12. The method of claim 1, further comprising adding an antimicrobial composition, such as an antibiotic, to the air-liquid interface culture and quantifying and/or qualitatively evaluate growth of the microbe in the air-liquid interface culture to determine efficacy of the antimicrobial composition against the bacteria.

13. A cell culture device comprising an air-liquid interface culture of differentiated airway epithelial cells and synthetic sputum medium comprising a bacteria or sputum sample deposited on the airway epithelial cells.

14. The device of claim 13, wherein the airway epithelial cells are human.

15. The device of claim 13, wherein the airway epithelial cells comprise a CFTR-associated mutation.

16. The device of claim 15, wherein the airway epithelial cells are CFBE41o-, 16HBE, Calu3, CFT-1, or JME cells or do not express CFTR, e.g., comprise a ΔF508 CFTR mutation.

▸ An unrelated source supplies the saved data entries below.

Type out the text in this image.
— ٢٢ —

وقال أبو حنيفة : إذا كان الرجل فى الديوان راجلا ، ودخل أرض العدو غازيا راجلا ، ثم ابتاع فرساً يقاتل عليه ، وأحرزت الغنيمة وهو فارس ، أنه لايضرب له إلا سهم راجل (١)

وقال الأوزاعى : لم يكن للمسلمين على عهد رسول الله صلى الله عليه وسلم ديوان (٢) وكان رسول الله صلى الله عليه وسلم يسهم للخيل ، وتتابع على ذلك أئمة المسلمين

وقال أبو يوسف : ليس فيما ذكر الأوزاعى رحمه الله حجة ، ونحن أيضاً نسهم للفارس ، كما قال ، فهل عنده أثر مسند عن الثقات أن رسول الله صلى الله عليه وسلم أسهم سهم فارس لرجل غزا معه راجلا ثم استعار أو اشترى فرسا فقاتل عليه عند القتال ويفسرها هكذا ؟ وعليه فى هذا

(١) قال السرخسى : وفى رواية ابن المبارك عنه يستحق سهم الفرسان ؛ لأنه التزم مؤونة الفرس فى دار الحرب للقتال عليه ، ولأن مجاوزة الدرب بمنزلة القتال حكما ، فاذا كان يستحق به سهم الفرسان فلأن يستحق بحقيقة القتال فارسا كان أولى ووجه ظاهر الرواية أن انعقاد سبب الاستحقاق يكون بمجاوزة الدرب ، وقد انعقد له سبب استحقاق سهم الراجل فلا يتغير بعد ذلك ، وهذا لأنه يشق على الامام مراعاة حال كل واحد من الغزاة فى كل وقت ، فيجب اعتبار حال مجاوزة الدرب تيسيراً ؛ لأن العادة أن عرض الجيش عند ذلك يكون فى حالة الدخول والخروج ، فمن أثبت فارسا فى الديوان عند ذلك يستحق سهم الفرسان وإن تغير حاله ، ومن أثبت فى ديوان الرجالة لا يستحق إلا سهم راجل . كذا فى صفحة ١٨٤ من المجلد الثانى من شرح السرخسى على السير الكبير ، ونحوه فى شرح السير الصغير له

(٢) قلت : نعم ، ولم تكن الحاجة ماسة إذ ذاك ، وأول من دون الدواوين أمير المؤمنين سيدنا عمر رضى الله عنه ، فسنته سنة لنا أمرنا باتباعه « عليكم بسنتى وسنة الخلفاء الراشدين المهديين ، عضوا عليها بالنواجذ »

17. The device of claim 13, wherein the synthetic sputum medium comprises SCFM2 synthetic sputum medium.

18. A kit comprising an air liquid interface culture of airway epithelial cells and synthetic sputum medium in a container separate from the cell culture device.

19. The kit of claim 18, wherein the airway epithelial cells are human.

20. The kit of claim 18, wherein the airway epithelial cells comprise a CFTR-associated mutation, wherein the airway epithelial cells are CFBE41o-, 16HBE, Calu3, CFT-1, or JME cells or do not express CFTR, e.g., comprise a ΔF508 CFTR mutation, and/or wherein the synthetic sputum medium comprises SCFM2 synthetic sputum medium.